Towards Generalist Foundation Model for Radiology by Leveraging Web-scale 2D&3D Medical Data
|
1CMIC, Shanghai Jiao Tong University
|
2Shanghai AI Laboratory
|
Abstract
In this study, we aim to initiate the development of Radiology Foundation Model, termed as RadFM.
We consider the construction of foundational models from the perspectives of data, model design, and evaluation thoroughly.
Our contribution can be concluded as follows:
(i), we construct a large-scale Medical Multi-modal Dataset, MedMD, consisting of 16M 2D and 3D medical scans.
To the best of our knowledge, this is the first multi-modal dataset containing 3D medical scans.
(ii), We propose an architecture that enables visually conditioned generative pre-training,
allowing for the integration of text input interleaved with 2D or 3D medical scans to generate response for diverse radiologic tasks.
(iii), we propose a new evaluation benchmark that comprises five tasks, aiming to comprehensively assess the capability of foundation models in handling practical clinical problems. Our experimental results confirm that RadFM significantly outperforms existing multi-modal foundation models. The codes, data, and model checkpoint will all be made publicly available to promote further research and development in the field.
Result Overview
The general comparison between RadFM and different SOTA methods, i.e., OpenFlamingo and MedVInT
On the left we plot the radar figure of the three methods, the average of different metrics are plotted and the coordinate axes are
logarithmized. On the right, we draw the comparison on the five different tasks with different metrics. Both two can indicate
the superiority of RadFM, surpassing former methods significantly.
Datasets
Bird-view of MedMD
Overview of Medical Multimodal Dataset (MedMD). Our collected data covers the majority of radiologic modalities
and anatomical regions of the human body, such as brain, head and neck, thorax, spine, abdomen, upper limb, lower limb, and
pelvis, etc. The dataset mixes two types of datasets, i.e., interleaved datasets and visual instruction datasets, including both 3D and 2D scans. T refers to the
text of interleaved data, I refers to the instruction input text, and R refers to the response text.
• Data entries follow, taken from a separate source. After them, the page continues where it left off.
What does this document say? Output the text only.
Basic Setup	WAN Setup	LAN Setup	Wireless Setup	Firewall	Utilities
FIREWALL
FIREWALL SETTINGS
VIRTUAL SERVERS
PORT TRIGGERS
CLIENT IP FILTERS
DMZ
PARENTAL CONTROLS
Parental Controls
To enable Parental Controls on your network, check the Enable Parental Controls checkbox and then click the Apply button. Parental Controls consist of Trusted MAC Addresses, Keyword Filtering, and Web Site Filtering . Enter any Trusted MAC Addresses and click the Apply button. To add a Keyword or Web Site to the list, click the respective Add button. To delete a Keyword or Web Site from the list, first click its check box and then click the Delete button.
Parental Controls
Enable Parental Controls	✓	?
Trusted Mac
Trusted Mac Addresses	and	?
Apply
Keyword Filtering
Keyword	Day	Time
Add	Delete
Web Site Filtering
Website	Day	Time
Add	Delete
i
The individual componet of MedMD.
Differring from previous multimodal datasets, our dataset is visual-language interleaved and contains 3D data.
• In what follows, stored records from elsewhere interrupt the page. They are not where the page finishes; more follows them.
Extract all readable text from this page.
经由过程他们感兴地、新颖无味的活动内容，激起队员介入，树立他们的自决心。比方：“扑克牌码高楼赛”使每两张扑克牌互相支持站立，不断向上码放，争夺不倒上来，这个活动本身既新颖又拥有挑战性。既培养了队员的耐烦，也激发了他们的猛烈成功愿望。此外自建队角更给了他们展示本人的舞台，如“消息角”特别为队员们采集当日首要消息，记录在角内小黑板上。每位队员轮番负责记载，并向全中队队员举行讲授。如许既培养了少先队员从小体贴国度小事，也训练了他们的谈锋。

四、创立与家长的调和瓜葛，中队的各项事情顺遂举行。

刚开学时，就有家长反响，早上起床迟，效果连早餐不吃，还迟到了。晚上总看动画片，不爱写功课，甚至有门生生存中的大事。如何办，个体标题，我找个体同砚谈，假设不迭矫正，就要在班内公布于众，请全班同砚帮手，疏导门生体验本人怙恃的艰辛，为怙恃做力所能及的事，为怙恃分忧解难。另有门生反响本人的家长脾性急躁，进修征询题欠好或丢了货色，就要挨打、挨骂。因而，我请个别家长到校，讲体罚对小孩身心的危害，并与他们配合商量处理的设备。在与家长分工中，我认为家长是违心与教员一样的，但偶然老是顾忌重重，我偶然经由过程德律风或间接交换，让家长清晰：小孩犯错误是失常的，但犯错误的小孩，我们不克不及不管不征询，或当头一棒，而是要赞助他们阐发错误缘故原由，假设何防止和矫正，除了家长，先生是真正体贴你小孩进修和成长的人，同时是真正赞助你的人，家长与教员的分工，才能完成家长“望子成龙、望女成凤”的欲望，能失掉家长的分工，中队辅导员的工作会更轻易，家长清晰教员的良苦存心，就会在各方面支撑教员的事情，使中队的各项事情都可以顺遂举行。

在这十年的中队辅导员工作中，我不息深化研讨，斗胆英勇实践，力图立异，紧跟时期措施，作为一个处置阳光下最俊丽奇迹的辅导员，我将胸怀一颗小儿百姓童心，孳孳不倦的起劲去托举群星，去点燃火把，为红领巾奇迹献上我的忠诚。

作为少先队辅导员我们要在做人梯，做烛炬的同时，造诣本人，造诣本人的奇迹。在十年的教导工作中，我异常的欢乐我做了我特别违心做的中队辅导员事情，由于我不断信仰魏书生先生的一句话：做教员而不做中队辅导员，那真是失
To the best of our knowledge, this is probably the largest open-source medical multi-modal dataset available.
In table, more detailed case numbers are shown.
The radiologic filtered version, RadMD
For domain-specific finetuning, we filter out the non-radiology images from MedMD, and construct a clean
subset, named Radiology Multimodal Dataset (RadMD), dedicating to supervised visual instruction-tuning.
It contains a total of 3M images, spanning various data formats, modalitieis, and tasks, as shown in the figure. More comprehensive details regarding the filtering process and the
resulting dataset sizes can be found in following table.
Towards Building Generalist Foundation Model for Radiology
we propose a learning paradigm for unifying different medical tasks into a
generative framework, and, then, we first pre-train the model on MedMD, following fine-tuned on RadMD for domain-specific adaptation.
The c part in figure shows our main architecture, we unified encoding 2D and 3D images, and multi-modal encoding by insert image embedding into texts.
Final Results
Quantitative Results
RadFM outperforms previous methods by a significant margin across all five
tasks, showcasing its exceptional capabilities. Notably, RadFM excels in particularly challenging tasks such as
medical VQA, report generation, and rationale diagnosis, which demand profound understanding of both
textual information and images.
Case Study
In medical VQA, RadFM demonstrates its ability to comprehend the questions and provide
answers in a consistent format, accurately addressing the questions. However, in some challenging cases,
such as the first example where the question pertains to the type of abnormality, the model faces difficulty
predicting "ectopic ACTH-producing tumor" and mistakenly identifies it as “primary lung neoplasm”, that
requires fine-grained discrimination within tumor types.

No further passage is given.